At the press conference at the end of the fourth day, Yuvraj Singh superciliously dismissed reporters' suggestions about the chances of bad weather on the fifth day stymieing his team's prospects of a seemingly facile, if not inevitable, victory.

But for the delay, India could have wrapped up the Test before rain and bad light resulted in play being called off 20 minutes after lunch when New Zealand were staring defeat on 281 for eight, after India had set the home team an improbable target of 617 runs to win.

Had India won, as they should have deservedly done, they would have gained a point and reduced the margin of their third position behind South Africa in the ICC Test rankings to just one.

A 2-0, rather than a 1-0, series win would have helped India retain their pre-series118 ratings points, one behind the second-placed Proteas, and within closer striking distance of 10 behind world Test champions Australia.

The draw has left Dhoni's side with 117 points, two short of South Africa and 11 behind Australia.

As mentioned in KHALIDOSCOPE yesterday, the Indian approach as evidenced by the delayed declaration and chalta-hai mindset towards the close of the fourth day came in the way of a 2-0 win, which was important in terms of team morale and self-belief.

The senior members of the team, who have played in New Zealand before and, certainly coach Gary Kirsten, should have known the notoriously changeable weather conditions in that country and, equally importantly, that Met Office forecasts in this part of the world are generally more accurate than at home.
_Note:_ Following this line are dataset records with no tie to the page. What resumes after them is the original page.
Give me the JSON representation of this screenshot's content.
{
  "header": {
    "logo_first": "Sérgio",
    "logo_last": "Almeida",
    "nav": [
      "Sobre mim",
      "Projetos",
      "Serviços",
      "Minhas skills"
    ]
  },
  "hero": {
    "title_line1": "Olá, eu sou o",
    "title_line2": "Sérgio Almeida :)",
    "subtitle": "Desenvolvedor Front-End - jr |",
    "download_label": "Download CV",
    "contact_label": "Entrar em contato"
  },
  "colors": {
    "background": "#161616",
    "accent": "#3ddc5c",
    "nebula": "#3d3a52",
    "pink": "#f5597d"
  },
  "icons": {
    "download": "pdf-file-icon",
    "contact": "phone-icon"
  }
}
The dismissive comments by Yuvraj, as also Dhoni, who said after the match: "With two days of play, we knew it may rain, but at that point of time, it was not certain," indicated a dreadful ignorance of the inclemency of the weather outside the tropics.

Hopefully the team is wiser after the event and that it has learnt the important lesson that you can take Mother Nature for granted only at your peril.